The building is regarded as one of the earliest and best-preserved examples of the standard school design developed by William Dawson. The provincial education pioneer, who later became a noted geologist and president of McGill University, carefully researched school design. Dawson was influenced by the American educator and reformer Henry Barnard's, 1842 book "School Architecture" In 1850 Dawson published a pamphlet entitled, "School Architecture; abridged from Barnard's School Architecture". The Mount Hanley school faithfully reflects Dawson's principles and stands as a little-changed early example of a design that was later built in countless other Maritime communities.

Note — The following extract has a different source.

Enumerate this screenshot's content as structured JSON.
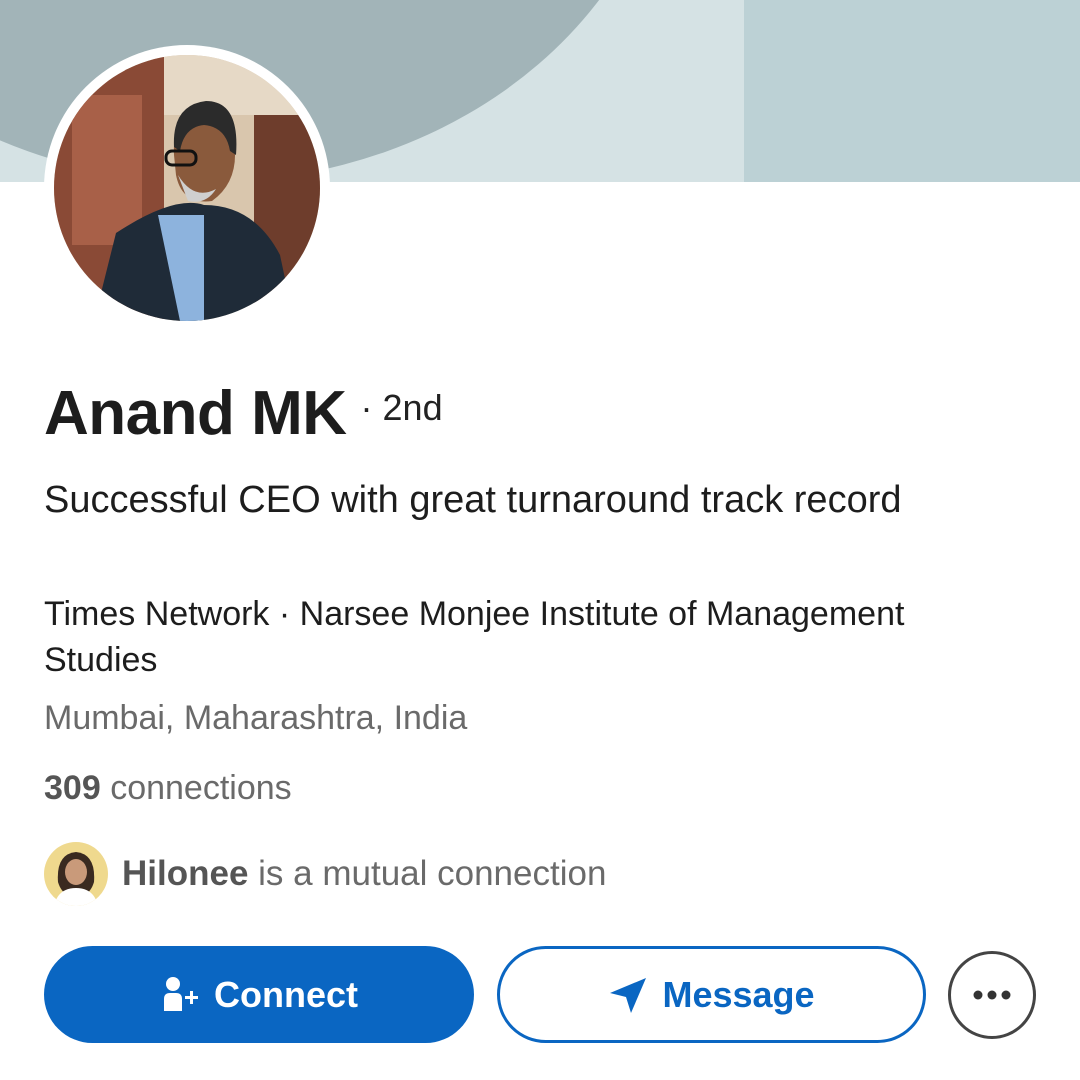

The school's exterior has remained almost unchanged since 1850, with the only significant alteration being a small woodshed added in 1892. Even the carved initials of many generations of Mount Hanley students can still be seen in the wooden shingles. Gradual changes took place in the interior as new blackboards were installed and cast iron desks were added. However, three of the original handmade wooden desks were retained at the school, known as "Dawson Desks" as they were made to Dawson's specifications. One of the original slate blackboards has also survived.

==Location==
The schoolhouse is located on its original site, on the east side of the Mount Hanley Road facing Brown Road about nine kilometres northwest of the town of Middleton. It is today a quiet country corner on the North Mountain but was a busy and prominent location in 1850. A store and two mills operated close to the school drawing on a Mill Pond where local tradition holds that Joshua Slocum made his first sea voyage paddling a washtub.

==Affiliations==
The museum is affiliated with: CMA, CHIN, and Virtual Museum of Canada.